The Thais visiting had all arrived in their own transport, and it didn’t look like any were staying the night. I found the restaurant without any problem (it wasn’t much more than a one-street town), had a meal and asked for a room. “Rooms?” – much jollity as is the Thai way in embarrassing, difficult or stressful situations. Well, OK, just about any situation, actually. “No, sorry: no rooms” “No rooms?!” “No rooms”. Ah. "Where can I sleep then?" Turned out there was nowhere, - and no bus out till tomorrow morning. Not so much as a motorbike taxi to get me outta town: I was stuck. Help was offered though and the owner of what was not much more than a shed with a bed, rented me the accommodation for the night. Cool. Hardly luxurious: but fine for a place to lay a tired head to ready one for an early start. I decided that an early night was in order. No, I didn’t: it was decided for me. The few stores shut up just as soon as the tourists had disappeared, as did the restaurant. All the local residents vanished into their houses to watch some boxing or a soap opera – who knows? Anyhow, even the lights went out pretty early. I went into my shed to make myself as comfortable as possible, and that’s when the buggers started into me.
In common with most sheds, there was no toilet or bathroom. Thankfully, I’d got rid of pretty much all I had to in the bathroom at the restaurant a little earlier. A wash and anything else could wait until morning. I took off my clothes and was about to get into bed when I felt a vicious bite on the top of my foot. Ow! Looking down, there was a line of what looked like tiny ants marching across the wooden floor and over my foot.
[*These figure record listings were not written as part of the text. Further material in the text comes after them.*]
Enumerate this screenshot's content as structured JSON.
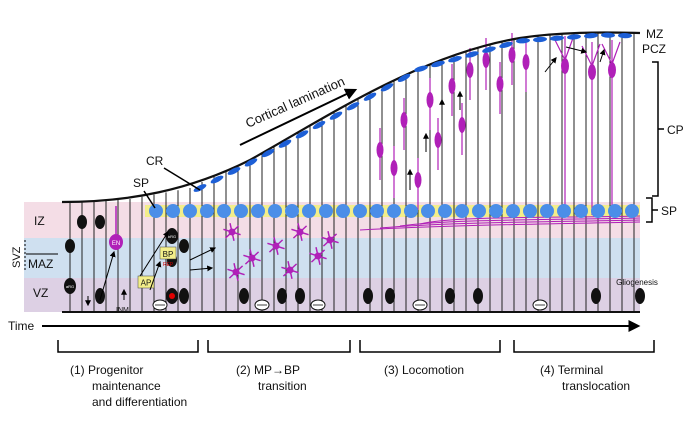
{
  "zones": {
    "mz": "MZ",
    "pcz": "PCZ",
    "cp": "CP",
    "sp_right": "SP",
    "iz": "IZ",
    "svz": "SVZ",
    "maz": "MAZ",
    "vz": "VZ"
  },
  "callouts": {
    "cr": "CR",
    "sp": "SP",
    "cortical_lamination": "Cortical lamination",
    "gliogenesis": "Gliogenesis",
    "inm": "INM"
  },
  "cells": {
    "en": "EN",
    "bp": "BP",
    "ap": "AP",
    "rep": "REP",
    "arg": "aRG",
    "brg": "bRG"
  },
  "time": {
    "label": "Time"
  },
  "stages": [
    {
      "line1": "(1) Progenitor",
      "line2": "maintenance",
      "line3": "and differentiation"
    },
    {
      "line1": "(2) MP→BP",
      "line2": "transition"
    },
    {
      "line1": "(3) Locomotion"
    },
    {
      "line1": "(4) Terminal",
      "line2": "translocation"
    }
  ],
  "colors": {
    "iz_band": "#f4dde6",
    "svz_band": "#cfe0f0",
    "vz_band": "#ddd0e4",
    "sp_band": "#f3ee8a",
    "cr_cell": "#1d5fd6",
    "sp_cell": "#4b8ee8",
    "neuron": "#b020b8",
    "progenitor": "#111111"
  }
}
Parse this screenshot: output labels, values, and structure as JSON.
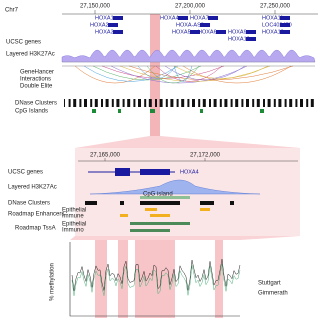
{
  "top_panel": {
    "chromosome": "Chr7",
    "ticks": [
      "27,150,000",
      "27,200,000",
      "27,250,000"
    ],
    "tracks": {
      "ucsc_genes": "UCSC genes",
      "h3k27ac": "Layered H3K27Ac",
      "genehancer": [
        "GeneHancer",
        "Interactions",
        "Double Elite"
      ],
      "dnase": "DNase Clusters",
      "cpg": "CpG Islands"
    },
    "genes": [
      "HOXA1",
      "HOXA2",
      "HOXA3",
      "HOXA4",
      "HOXA-AS3",
      "HOXA5",
      "HOXA6",
      "HOXA7",
      "HOXA9",
      "HOXA10",
      "HOXA11",
      "LOC402470",
      "HOXA13"
    ]
  },
  "zoom_panel": {
    "ticks": [
      "27,165,000",
      "27,172,000"
    ],
    "tracks": {
      "ucsc_genes": "UCSC genes",
      "h3k27ac": "Layered H3K27Ac",
      "dnase": "DNase Clusters",
      "enhancers": "Roadmap Enhancers",
      "tssa": "Roadmap TssA"
    },
    "gene": "HOXA4",
    "cpg_island": "CpG island",
    "enhancer_types": [
      "Epithelial",
      "Immune"
    ],
    "tssa_types": [
      "Epithelial",
      "Immuno"
    ]
  },
  "methylation_panel": {
    "y_label": "% methylation",
    "legend": [
      "Stuttgart",
      "Gimmerath"
    ]
  }
}
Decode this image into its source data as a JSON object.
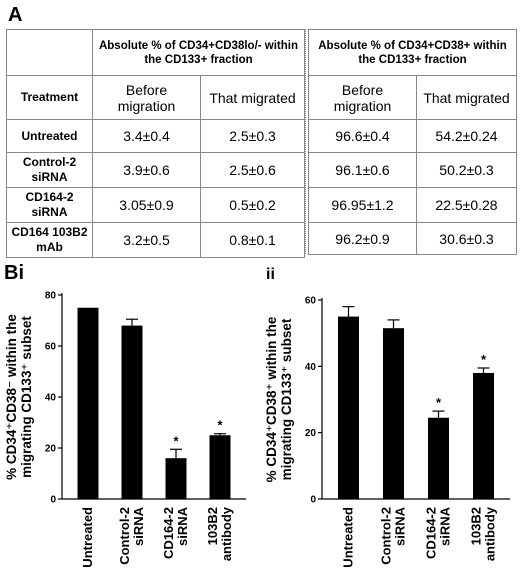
{
  "panel_a": {
    "label": "A",
    "left_group_header": "Absolute % of CD34+CD38lo/- within the CD133+ fraction",
    "right_group_header": "Absolute % of CD34+CD38+ within the CD133+ fraction",
    "treatment_header": "Treatment",
    "before_header": "Before migration",
    "migrated_header": "That migrated",
    "rows": [
      {
        "treatment": "Untreated",
        "left_before": "3.4±0.4",
        "left_migrated": "2.5±0.3",
        "right_before": "96.6±0.4",
        "right_migrated": "54.2±0.24"
      },
      {
        "treatment": "Control-2 siRNA",
        "left_before": "3.9±0.6",
        "left_migrated": "2.5±0.6",
        "right_before": "96.1±0.6",
        "right_migrated": "50.2±0.3"
      },
      {
        "treatment": "CD164-2 siRNA",
        "left_before": "3.05±0.9",
        "left_migrated": "0.5±0.2",
        "right_before": "96.95±1.2",
        "right_migrated": "22.5±0.28"
      },
      {
        "treatment": "CD164 103B2 mAb",
        "left_before": "3.2±0.5",
        "left_migrated": "0.8±0.1",
        "right_before": "96.2±0.9",
        "right_migrated": "30.6±0.3"
      }
    ]
  },
  "chart_data": [
    {
      "type": "bar",
      "panel_label": "Bi",
      "ylabel_lines": [
        "% CD34⁺CD38⁻ within the",
        "migrating CD133⁺ subset"
      ],
      "categories": [
        [
          "Untreated"
        ],
        [
          "Control-2",
          "siRNA"
        ],
        [
          "CD164-2",
          "siRNA"
        ],
        [
          "103B2",
          "antibody"
        ]
      ],
      "values": [
        75,
        68,
        16,
        25
      ],
      "errors": [
        0,
        2.5,
        3.5,
        0.6
      ],
      "significant": [
        false,
        false,
        true,
        true
      ],
      "significance_marker": "*",
      "ylim": [
        0,
        80
      ],
      "yticks": [
        0,
        20,
        40,
        60,
        80
      ],
      "grid": false
    },
    {
      "type": "bar",
      "panel_label": "ii",
      "ylabel_lines": [
        "% CD34⁺CD38⁺ within the",
        "migrating CD133⁺ subset"
      ],
      "categories": [
        [
          "Untreated"
        ],
        [
          "Control-2",
          "siRNA"
        ],
        [
          "CD164-2",
          "siRNA"
        ],
        [
          "103B2",
          "antibody"
        ]
      ],
      "values": [
        55,
        51.5,
        24.5,
        38
      ],
      "errors": [
        3,
        2.5,
        2,
        1.5
      ],
      "significant": [
        false,
        false,
        true,
        true
      ],
      "significance_marker": "*",
      "ylim": [
        0,
        60
      ],
      "yticks": [
        0,
        20,
        40,
        60
      ],
      "grid": false
    }
  ]
}
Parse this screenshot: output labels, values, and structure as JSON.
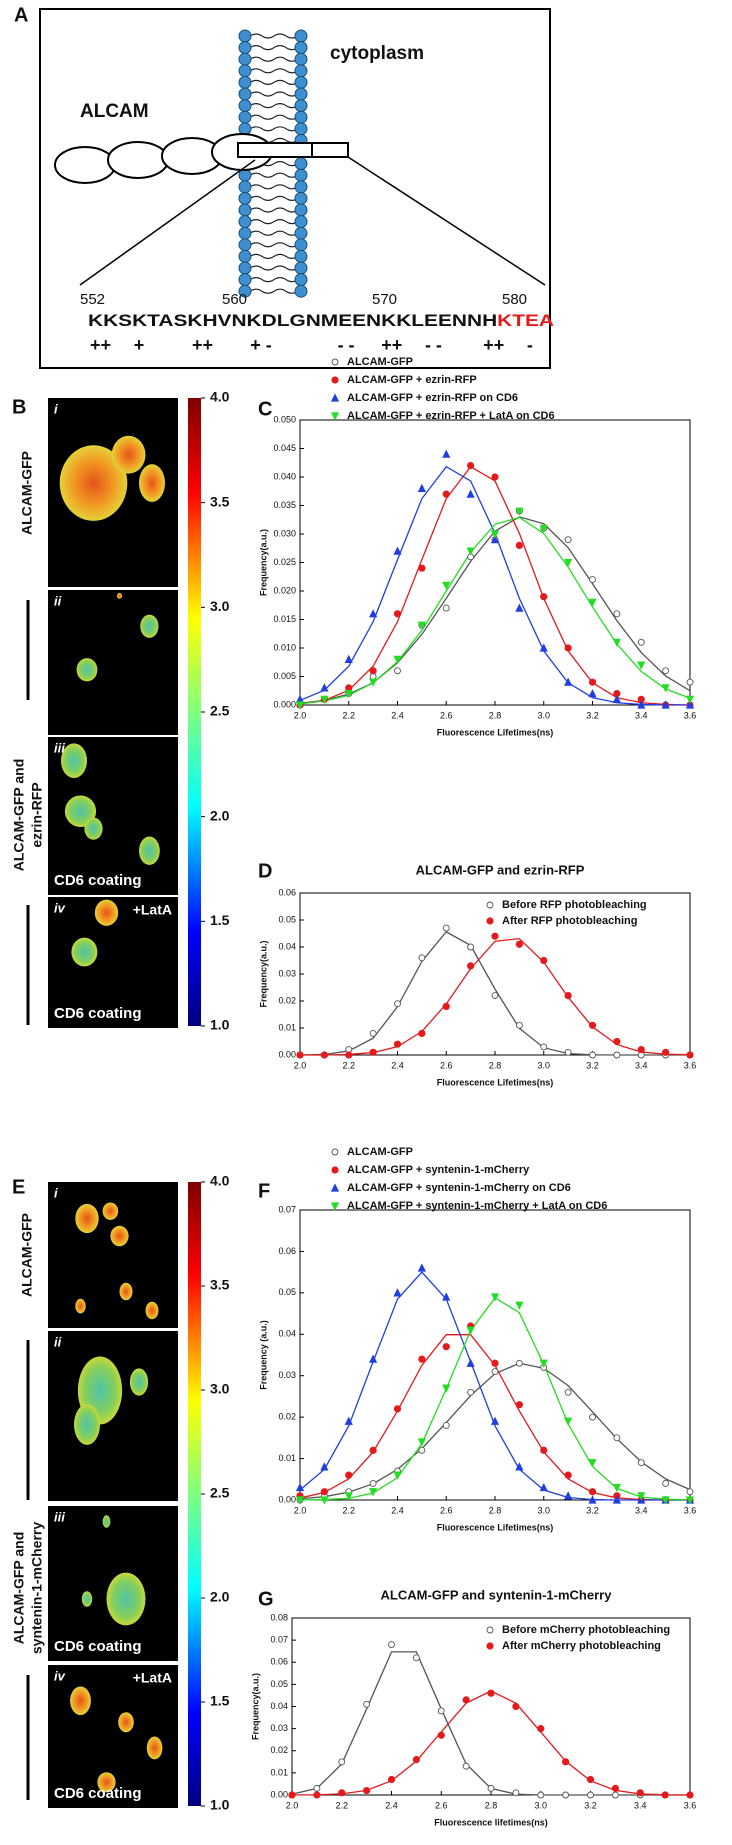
{
  "diagram": {
    "label": "A",
    "region": "cytoplasm",
    "protein": "ALCAM",
    "residue_numbers": [
      552,
      560,
      570,
      580
    ],
    "sequence": "KKSKTASKHVNKDLGNMEENKKLEENNH",
    "sequence_highlight": "KTEA",
    "charges": [
      "++",
      "+",
      "++",
      "+ -",
      "- -",
      "++",
      "- -",
      "++",
      "-"
    ]
  },
  "image_panels": [
    {
      "label": "B",
      "side_labels": [
        [
          "ALCAM-GFP"
        ],
        [
          "ALCAM-GFP and",
          "ezrin-RFP"
        ]
      ],
      "images": [
        {
          "numeral": "i"
        },
        {
          "numeral": "ii"
        },
        {
          "numeral": "iii",
          "note": "CD6 coating"
        },
        {
          "numeral": "iv",
          "treatment": "+LatA",
          "note": "CD6 coating"
        }
      ],
      "colorbar_ticks": [
        {
          "value": 4,
          "label": "4.0"
        },
        {
          "value": 3.5,
          "label": "3.5"
        },
        {
          "value": 3,
          "label": "3.0"
        },
        {
          "value": 2.5,
          "label": "2.5"
        },
        {
          "value": 2,
          "label": "2.0"
        },
        {
          "value": 1.5,
          "label": "1.5"
        },
        {
          "value": 1,
          "label": "1.0"
        }
      ]
    },
    {
      "label": "E",
      "side_labels": [
        [
          "ALCAM-GFP"
        ],
        [
          "ALCAM-GFP and",
          "syntenin-1-mCherry"
        ]
      ],
      "images": [
        {
          "numeral": "i"
        },
        {
          "numeral": "ii"
        },
        {
          "numeral": "iii",
          "note": "CD6 coating"
        },
        {
          "numeral": "iv",
          "treatment": "+LatA",
          "note": "CD6 coating"
        }
      ],
      "colorbar_ticks": [
        {
          "value": 4,
          "label": "4.0"
        },
        {
          "value": 3.5,
          "label": "3.5"
        },
        {
          "value": 3,
          "label": "3.0"
        },
        {
          "value": 2.5,
          "label": "2.5"
        },
        {
          "value": 2,
          "label": "2.0"
        },
        {
          "value": 1.5,
          "label": "1.5"
        },
        {
          "value": 1,
          "label": "1.0"
        }
      ]
    }
  ],
  "chart_data": [
    {
      "type": "scatter",
      "panel": "C",
      "x_label": "Fluorescence Lifetimes(ns)",
      "y_label": "Frequency(a.u.)",
      "legend": "top-left",
      "x": [
        2.0,
        2.1,
        2.2,
        2.3,
        2.4,
        2.5,
        2.6,
        2.7,
        2.8,
        2.9,
        3.0,
        3.1,
        3.2,
        3.3,
        3.4,
        3.5,
        3.6
      ],
      "xlim": [
        2.0,
        3.6
      ],
      "ylim": [
        0,
        0.05
      ],
      "xticks": [
        {
          "value": 2,
          "label": "2.0"
        },
        {
          "value": 2.2,
          "label": "2.2"
        },
        {
          "value": 2.4,
          "label": "2.4"
        },
        {
          "value": 2.6,
          "label": "2.6"
        },
        {
          "value": 2.8,
          "label": "2.8"
        },
        {
          "value": 3,
          "label": "3.0"
        },
        {
          "value": 3.2,
          "label": "3.2"
        },
        {
          "value": 3.4,
          "label": "3.4"
        },
        {
          "value": 3.6,
          "label": "3.6"
        }
      ],
      "yticks": [
        {
          "value": 0,
          "label": "0.000"
        },
        {
          "value": 0.005,
          "label": "0.005"
        },
        {
          "value": 0.01,
          "label": "0.010"
        },
        {
          "value": 0.015,
          "label": "0.015"
        },
        {
          "value": 0.02,
          "label": "0.020"
        },
        {
          "value": 0.025,
          "label": "0.025"
        },
        {
          "value": 0.03,
          "label": "0.030"
        },
        {
          "value": 0.035,
          "label": "0.035"
        },
        {
          "value": 0.04,
          "label": "0.040"
        },
        {
          "value": 0.045,
          "label": "0.045"
        },
        {
          "value": 0.05,
          "label": "0.050"
        }
      ],
      "series": [
        {
          "name": "ALCAM-GFP",
          "color": "#555555",
          "marker": "circle-open",
          "values": [
            0.0,
            0.001,
            0.002,
            0.005,
            0.006,
            0.014,
            0.017,
            0.026,
            0.029,
            0.034,
            0.031,
            0.029,
            0.022,
            0.016,
            0.011,
            0.006,
            0.004
          ],
          "fit": [
            0.0003,
            0.0008,
            0.0019,
            0.0039,
            0.0074,
            0.0124,
            0.0187,
            0.0252,
            0.0305,
            0.033,
            0.0318,
            0.0276,
            0.0213,
            0.0148,
            0.0092,
            0.0051,
            0.0025
          ]
        },
        {
          "name": "ALCAM-GFP + ezrin-RFP",
          "color": "#e41a1c",
          "marker": "circle",
          "values": [
            0.0,
            0.001,
            0.003,
            0.006,
            0.016,
            0.024,
            0.037,
            0.042,
            0.04,
            0.028,
            0.019,
            0.01,
            0.004,
            0.002,
            0.001,
            0.0,
            0.0
          ],
          "fit": [
            0.0002,
            0.0008,
            0.0026,
            0.0068,
            0.0146,
            0.0255,
            0.0362,
            0.0418,
            0.0393,
            0.0301,
            0.0187,
            0.0095,
            0.0039,
            0.0013,
            0.0004,
            0.0001,
            0
          ]
        },
        {
          "name": "ALCAM-GFP + ezrin-RFP on CD6",
          "color": "#1f3fe0",
          "marker": "triangle-up",
          "values": [
            0.001,
            0.003,
            0.008,
            0.016,
            0.027,
            0.038,
            0.044,
            0.037,
            0.029,
            0.017,
            0.01,
            0.004,
            0.002,
            0.001,
            0.0,
            0.0,
            0.0
          ],
          "fit": [
            0.0008,
            0.0026,
            0.0068,
            0.0146,
            0.0255,
            0.0362,
            0.0418,
            0.0393,
            0.0301,
            0.0187,
            0.0095,
            0.0039,
            0.0013,
            0.0004,
            0.0001,
            0,
            0
          ]
        },
        {
          "name": "ALCAM-GFP + ezrin-RFP + LatA on CD6",
          "color": "#22dd22",
          "marker": "triangle-down",
          "values": [
            0.0,
            0.001,
            0.002,
            0.004,
            0.008,
            0.014,
            0.021,
            0.027,
            0.03,
            0.034,
            0.031,
            0.025,
            0.018,
            0.011,
            0.007,
            0.003,
            0.001
          ],
          "fit": [
            0.0002,
            0.0007,
            0.0017,
            0.0039,
            0.0076,
            0.0131,
            0.02,
            0.0268,
            0.0317,
            0.0329,
            0.0301,
            0.0242,
            0.0172,
            0.0107,
            0.0059,
            0.0028,
            0.0012
          ]
        }
      ]
    },
    {
      "type": "scatter",
      "panel": "D",
      "title": "ALCAM-GFP and ezrin-RFP",
      "x_label": "Fluorescence Lifetimes(ns)",
      "y_label": "Frequency(a.u.)",
      "legend": "top-right",
      "x": [
        2.0,
        2.1,
        2.2,
        2.3,
        2.4,
        2.5,
        2.6,
        2.7,
        2.8,
        2.9,
        3.0,
        3.1,
        3.2,
        3.3,
        3.4,
        3.5,
        3.6
      ],
      "xlim": [
        2.0,
        3.6
      ],
      "ylim": [
        0,
        0.06
      ],
      "xticks": [
        {
          "value": 2,
          "label": "2.0"
        },
        {
          "value": 2.2,
          "label": "2.2"
        },
        {
          "value": 2.4,
          "label": "2.4"
        },
        {
          "value": 2.6,
          "label": "2.6"
        },
        {
          "value": 2.8,
          "label": "2.8"
        },
        {
          "value": 3,
          "label": "3.0"
        },
        {
          "value": 3.2,
          "label": "3.2"
        },
        {
          "value": 3.4,
          "label": "3.4"
        },
        {
          "value": 3.6,
          "label": "3.6"
        }
      ],
      "yticks": [
        {
          "value": 0,
          "label": "0.00"
        },
        {
          "value": 0.01,
          "label": "0.01"
        },
        {
          "value": 0.02,
          "label": "0.02"
        },
        {
          "value": 0.03,
          "label": "0.03"
        },
        {
          "value": 0.04,
          "label": "0.04"
        },
        {
          "value": 0.05,
          "label": "0.05"
        },
        {
          "value": 0.06,
          "label": "0.06"
        }
      ],
      "series": [
        {
          "name": "Before RFP photobleaching",
          "color": "#555555",
          "marker": "circle-open",
          "values": [
            0.0,
            0.0,
            0.002,
            0.008,
            0.019,
            0.036,
            0.047,
            0.04,
            0.022,
            0.011,
            0.003,
            0.001,
            0.0,
            0.0,
            0.0,
            0.0,
            0.0
          ],
          "fit": [
            0,
            0.0002,
            0.0015,
            0.0062,
            0.0179,
            0.0347,
            0.0456,
            0.0406,
            0.0244,
            0.0099,
            0.0027,
            0.0005,
            0.0001,
            0,
            0,
            0,
            0
          ]
        },
        {
          "name": "After RFP photobleaching",
          "color": "#e41a1c",
          "marker": "circle",
          "values": [
            0.0,
            0.0,
            0.0,
            0.001,
            0.004,
            0.008,
            0.018,
            0.033,
            0.044,
            0.041,
            0.035,
            0.022,
            0.011,
            0.005,
            0.002,
            0.001,
            0.0
          ],
          "fit": [
            0,
            0,
            0.0002,
            0.0009,
            0.0031,
            0.0087,
            0.0189,
            0.032,
            0.0421,
            0.0431,
            0.0344,
            0.0214,
            0.0104,
            0.0039,
            0.0011,
            0.0003,
            0.0001
          ]
        }
      ]
    },
    {
      "type": "scatter",
      "panel": "F",
      "x_label": "Fluorescence Lifetimes(ns)",
      "y_label": "Frequency (a.u.)",
      "legend": "top-left",
      "x": [
        2.0,
        2.1,
        2.2,
        2.3,
        2.4,
        2.5,
        2.6,
        2.7,
        2.8,
        2.9,
        3.0,
        3.1,
        3.2,
        3.3,
        3.4,
        3.5,
        3.6
      ],
      "xlim": [
        2.0,
        3.6
      ],
      "ylim": [
        0,
        0.07
      ],
      "xticks": [
        {
          "value": 2,
          "label": "2.0"
        },
        {
          "value": 2.2,
          "label": "2.2"
        },
        {
          "value": 2.4,
          "label": "2.4"
        },
        {
          "value": 2.6,
          "label": "2.6"
        },
        {
          "value": 2.8,
          "label": "2.8"
        },
        {
          "value": 3,
          "label": "3.0"
        },
        {
          "value": 3.2,
          "label": "3.2"
        },
        {
          "value": 3.4,
          "label": "3.4"
        },
        {
          "value": 3.6,
          "label": "3.6"
        }
      ],
      "yticks": [
        {
          "value": 0,
          "label": "0.00"
        },
        {
          "value": 0.01,
          "label": "0.01"
        },
        {
          "value": 0.02,
          "label": "0.02"
        },
        {
          "value": 0.03,
          "label": "0.03"
        },
        {
          "value": 0.04,
          "label": "0.04"
        },
        {
          "value": 0.05,
          "label": "0.05"
        },
        {
          "value": 0.06,
          "label": "0.06"
        },
        {
          "value": 0.07,
          "label": "0.07"
        }
      ],
      "series": [
        {
          "name": "ALCAM-GFP",
          "color": "#555555",
          "marker": "circle-open",
          "values": [
            0.0,
            0.001,
            0.002,
            0.004,
            0.007,
            0.012,
            0.018,
            0.026,
            0.031,
            0.033,
            0.032,
            0.026,
            0.02,
            0.015,
            0.009,
            0.004,
            0.002
          ],
          "fit": [
            0.0003,
            0.0008,
            0.0019,
            0.0039,
            0.0074,
            0.0124,
            0.0187,
            0.0252,
            0.0305,
            0.033,
            0.0318,
            0.0276,
            0.0213,
            0.0148,
            0.0092,
            0.0051,
            0.0025
          ]
        },
        {
          "name": "ALCAM-GFP + syntenin-1-mCherry",
          "color": "#e41a1c",
          "marker": "circle",
          "values": [
            0.001,
            0.002,
            0.006,
            0.012,
            0.022,
            0.034,
            0.037,
            0.042,
            0.033,
            0.023,
            0.012,
            0.006,
            0.002,
            0.001,
            0.0,
            0.0,
            0.0
          ],
          "fit": [
            0.0005,
            0.0018,
            0.0051,
            0.0116,
            0.0215,
            0.0325,
            0.0399,
            0.0399,
            0.0325,
            0.0215,
            0.0116,
            0.0051,
            0.0018,
            0.0005,
            0.0001,
            0,
            0
          ]
        },
        {
          "name": "ALCAM-GFP + syntenin-1-mCherry on CD6",
          "color": "#1f3fe0",
          "marker": "triangle-up",
          "values": [
            0.003,
            0.008,
            0.019,
            0.034,
            0.05,
            0.056,
            0.049,
            0.033,
            0.019,
            0.008,
            0.003,
            0.001,
            0.0,
            0.0,
            0.0,
            0.0,
            0.0
          ],
          "fit": [
            0.0024,
            0.0074,
            0.0179,
            0.0334,
            0.0485,
            0.055,
            0.0485,
            0.0334,
            0.0179,
            0.0074,
            0.0024,
            0.0006,
            0.0001,
            0,
            0,
            0,
            0
          ]
        },
        {
          "name": "ALCAM-GFP + syntenin-1-mCherry + LatA on CD6",
          "color": "#22dd22",
          "marker": "triangle-down",
          "values": [
            0.0,
            0.0,
            0.001,
            0.002,
            0.006,
            0.014,
            0.027,
            0.041,
            0.049,
            0.047,
            0.033,
            0.019,
            0.009,
            0.003,
            0.001,
            0.0,
            0.0
          ],
          "fit": [
            0,
            0.0001,
            0.0004,
            0.0017,
            0.0054,
            0.0136,
            0.0268,
            0.0409,
            0.0488,
            0.0452,
            0.0327,
            0.0184,
            0.0081,
            0.0028,
            0.0007,
            0.0002,
            0
          ]
        }
      ]
    },
    {
      "type": "scatter",
      "panel": "G",
      "title": "ALCAM-GFP and syntenin-1-mCherry",
      "x_label": "Fluorescence lifetimes(ns)",
      "y_label": "Frequency(a.u.)",
      "legend": "top-right",
      "x": [
        2.0,
        2.1,
        2.2,
        2.3,
        2.4,
        2.5,
        2.6,
        2.7,
        2.8,
        2.9,
        3.0,
        3.1,
        3.2,
        3.3,
        3.4,
        3.5,
        3.6
      ],
      "xlim": [
        2.0,
        3.6
      ],
      "ylim": [
        0,
        0.08
      ],
      "xticks": [
        {
          "value": 2,
          "label": "2.0"
        },
        {
          "value": 2.2,
          "label": "2.2"
        },
        {
          "value": 2.4,
          "label": "2.4"
        },
        {
          "value": 2.6,
          "label": "2.6"
        },
        {
          "value": 2.8,
          "label": "2.8"
        },
        {
          "value": 3,
          "label": "3.0"
        },
        {
          "value": 3.2,
          "label": "3.2"
        },
        {
          "value": 3.4,
          "label": "3.4"
        },
        {
          "value": 3.6,
          "label": "3.6"
        }
      ],
      "yticks": [
        {
          "value": 0,
          "label": "0.00"
        },
        {
          "value": 0.01,
          "label": "0.01"
        },
        {
          "value": 0.02,
          "label": "0.02"
        },
        {
          "value": 0.03,
          "label": "0.03"
        },
        {
          "value": 0.04,
          "label": "0.04"
        },
        {
          "value": 0.05,
          "label": "0.05"
        },
        {
          "value": 0.06,
          "label": "0.06"
        },
        {
          "value": 0.07,
          "label": "0.07"
        },
        {
          "value": 0.08,
          "label": "0.08"
        }
      ],
      "series": [
        {
          "name": "Before mCherry photobleaching",
          "color": "#555555",
          "marker": "circle-open",
          "values": [
            0.0,
            0.003,
            0.015,
            0.041,
            0.068,
            0.062,
            0.038,
            0.013,
            0.003,
            0.001,
            0.0,
            0.0,
            0.0,
            0.0,
            0.0,
            0.0,
            0.0
          ],
          "fit": [
            0.0004,
            0.003,
            0.014,
            0.0389,
            0.0647,
            0.0647,
            0.0389,
            0.014,
            0.003,
            0.0004,
            0,
            0,
            0,
            0,
            0,
            0,
            0
          ]
        },
        {
          "name": "After mCherry photobleaching",
          "color": "#e41a1c",
          "marker": "circle",
          "values": [
            0.0,
            0.0,
            0.001,
            0.002,
            0.007,
            0.016,
            0.027,
            0.043,
            0.046,
            0.04,
            0.03,
            0.015,
            0.007,
            0.003,
            0.001,
            0.0,
            0.0
          ],
          "fit": [
            0,
            0.0001,
            0.0005,
            0.0021,
            0.0064,
            0.0153,
            0.0285,
            0.0415,
            0.047,
            0.0415,
            0.0285,
            0.0153,
            0.0064,
            0.0021,
            0.0005,
            0.0001,
            0
          ]
        }
      ]
    }
  ]
}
There was a nasty welt on my foot where I’d been stung or bitten. I figured that I’d better treat it with some iodine. While I looked for the iodine in my wash-bag, and before I knew it, the insects were up my leg and biting again. Squashing what I could of the damned animals, I made an athletic leap for the bed.
Thinking I was safe, I lay down and tried to sleep, but barely a few minutes had passed before they were at me again. These things were digging into me: I mean not just biting, but burrowing and drawing blood! I went outside to the veranda, but the little brutes were everywhere. I paced up and down the little dirt street in the dark till I was exhausted and just had no option but to sit down again. Back they came: man, my blood must be good. Inside the little hut, it was no better. So passed the night: virtually asleep on my feet, exhausted, being eaten alive by little alien creatures that have no right to exist, let alone feed on Englishmen.
I passed a waking nightmare of a night, until the early hours and the sunrise brought a chance of getting out with the first bus. I was on it faster then you could shake a stick. Glad to get out, I figured my problems would now be over. I'd head to a big town with a decent doctor, splash on some cream, and all would once again be right with the world. Little did I know...
Hat Yai
If Hat Yai is well known for one thing, it's tourism - sex tourism. Not Europeans for a change, but Malaysian men who cross the border for what they can't get at home. It's far from an attractive place, but it's the biggest town in Sothern Thailand, and has a few big hospitals, lots of doctors, and plenty of clinics whose main speciality is (surprise, surprise), 'skin complaints'. I would be sure to find the answer to my problems here.
I arrived absolutely shattered. the first thing I did was to find a cheap hotel (which was pretty nasty, as it turned out), take a shower and crash out on the bed for a few hours.